Business Central's security model is built around permission sets that grant read, insert, modify, delete, and execute (RIMDX) rights on individual database objects — tables, pages, codeunits, reports, queries. Users get effective permissions by being assigned one or more permission sets, optionally bundled into user groups for easier administration.

Permission sets. Microsoft ships a long list of built-in permission sets — SUPER, BASIC, SETUP, sales-related, finance-related, manufacturing-related — and extensions add their own. Built-in sets are read-only; to customise, you copy one and edit the copy, or write a new permission set in AL. Permission sets are versioned and can be assigned via plans automatically based on the user's licence type (Essentials, Premium, Team Member), preventing over-privileging.

User groups. A user group is a named collection of permission sets, assignable in one step. Most customers organise security around job roles — "AP Clerk", "Sales Manager", "Warehouse Operator" — each as a user group bundling the right sets.

Security filters. A permission set can include security filters — row-level filters that constrain a user's access to a subset of a table (e.g. only one location's items, or only one dimension value's GL entries). Filters are powerful but harder to test; use sparingly.

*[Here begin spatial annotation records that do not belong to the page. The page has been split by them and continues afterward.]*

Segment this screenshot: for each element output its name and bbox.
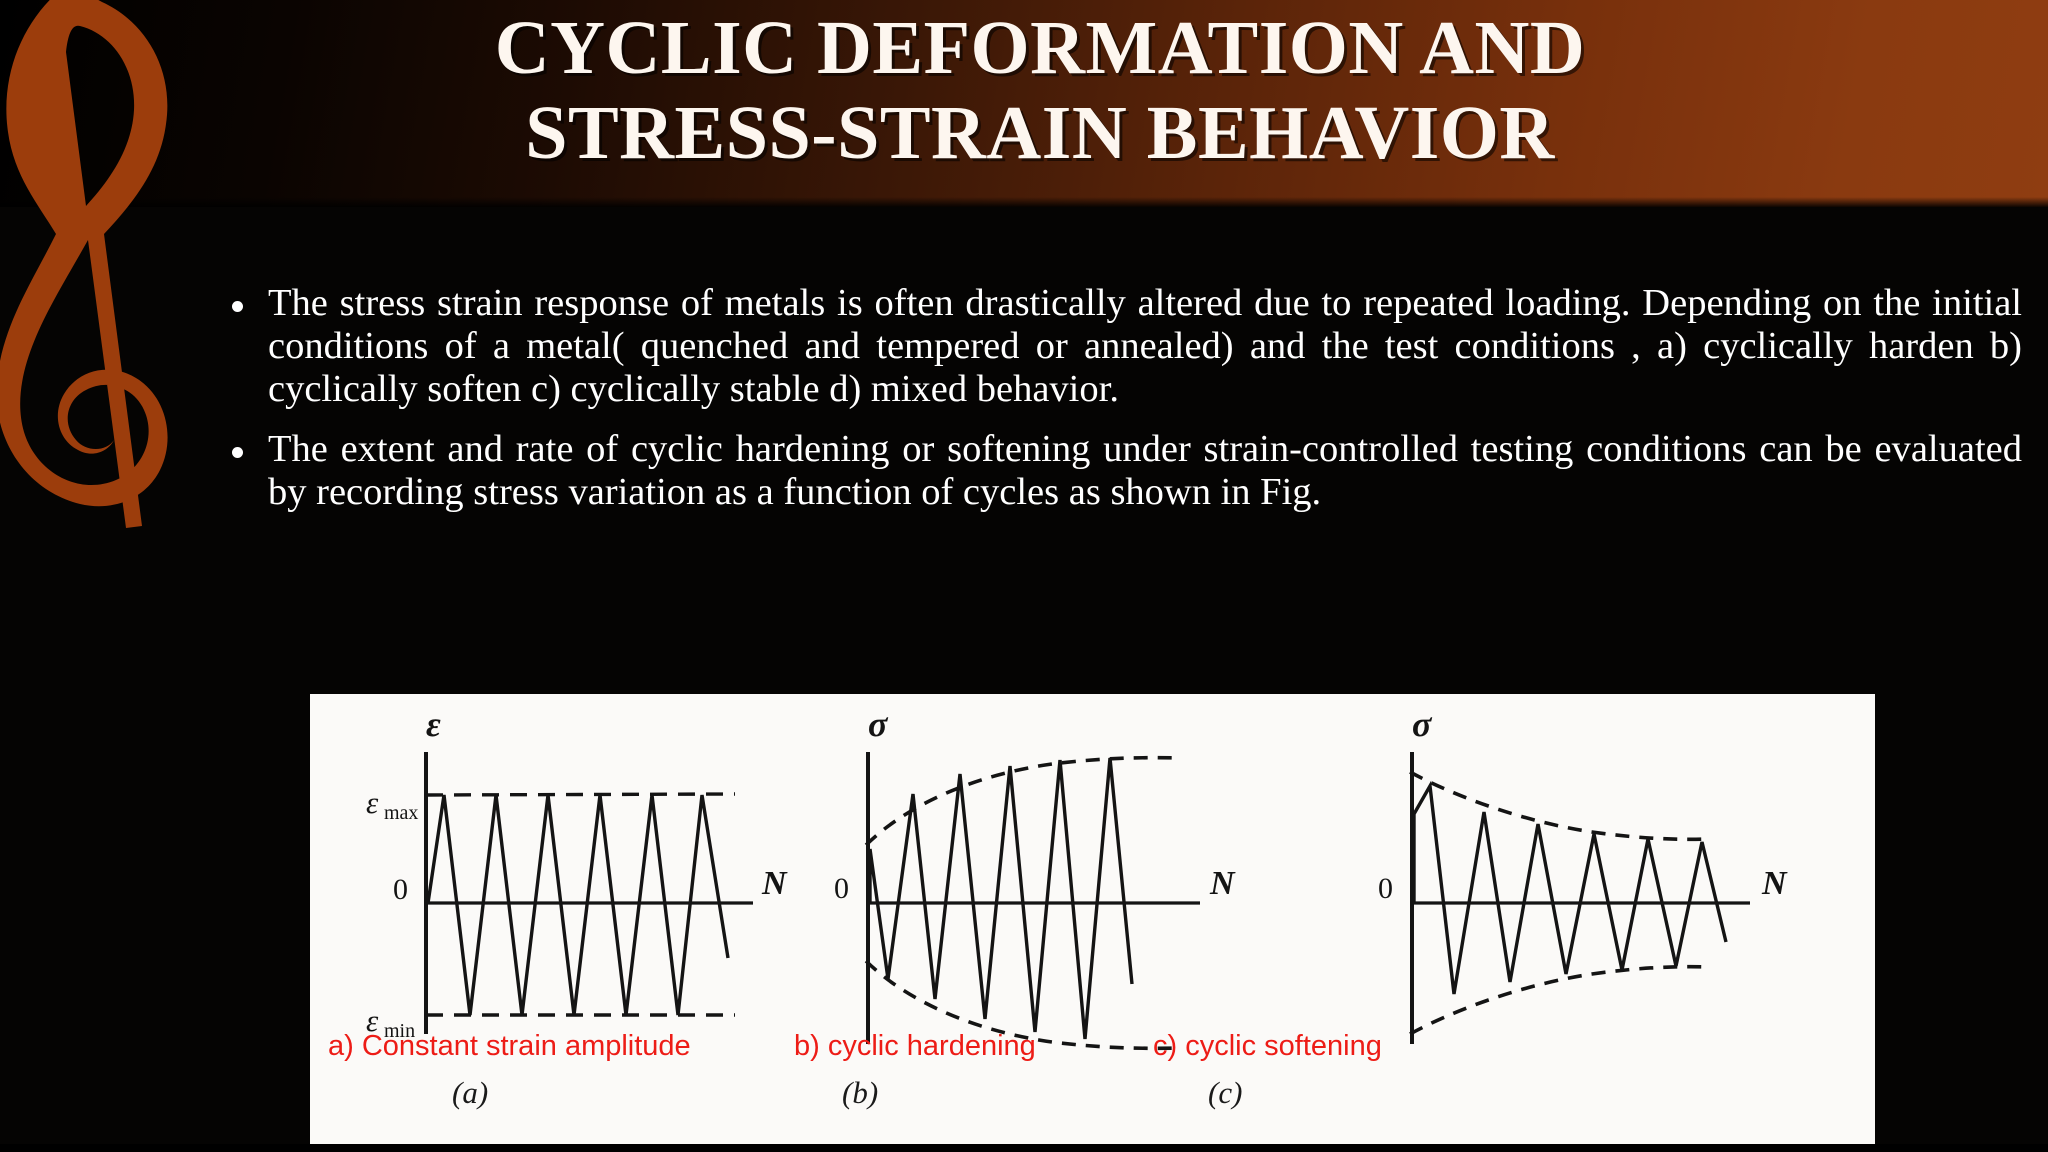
bullet-dot-icon [232, 447, 243, 459]
title-band [0, 0, 2048, 207]
figure-panel-b: 0 σ N [770, 694, 1330, 1145]
panel-a-origin-label: 0 [393, 873, 408, 906]
panel-b-origin-label: 0 [834, 872, 849, 905]
page-title: CYCLIC DEFORMATION AND STRESS-STRAIN BEH… [230, 6, 1850, 176]
panel-c-caption: c) cyclic softening [1153, 1030, 1382, 1062]
bullet-item-2: The extent and rate of cyclic hardening … [210, 428, 2022, 514]
slide-bottom-edge [0, 1144, 2048, 1152]
bullet-text-1: The stress strain response of metals is … [268, 282, 2022, 410]
panel-c-yaxis-label: σ [1412, 704, 1433, 744]
page-title-line-2: STRESS-STRAIN BEHAVIOR [525, 91, 1555, 176]
panel-c-xaxis-label: N [1761, 865, 1788, 902]
panel-a-yaxis-label: ε [426, 704, 441, 744]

Direct vs indirect permissions. Reading a customer record via the customer card needs direct read on Customer. Posting a sales invoice writes to many tables via indirect permission, granted through codeunit execution rights rather than direct table rights. Indirect is the modern pattern; using direct write rights on transactional tables is usually a misconfiguration.

Effective permissions tool. From any user card, the Effective Permissions page shows exactly what RIMDX rights the user has on any object, and which permission set granted them. Use it to debug permission errors.

Identity and SSO. All BC SaaS users sign in with Microsoft Entra ID. Multi-factor authentication, conditional access, named locations, and lifecycle automation are configured in Entra, not in BC. Service-to-service API calls authenticate via Entra app registrations with application permissions.

Data residency. BC SaaS data lives in the Microsoft data centre region selected at tenant creation and never leaves it. Moving between regions requires a tenant migration.

Audit. Built-in change-log for sensitive tables, plus integration with Microsoft Purview for tenant-wide audit retention.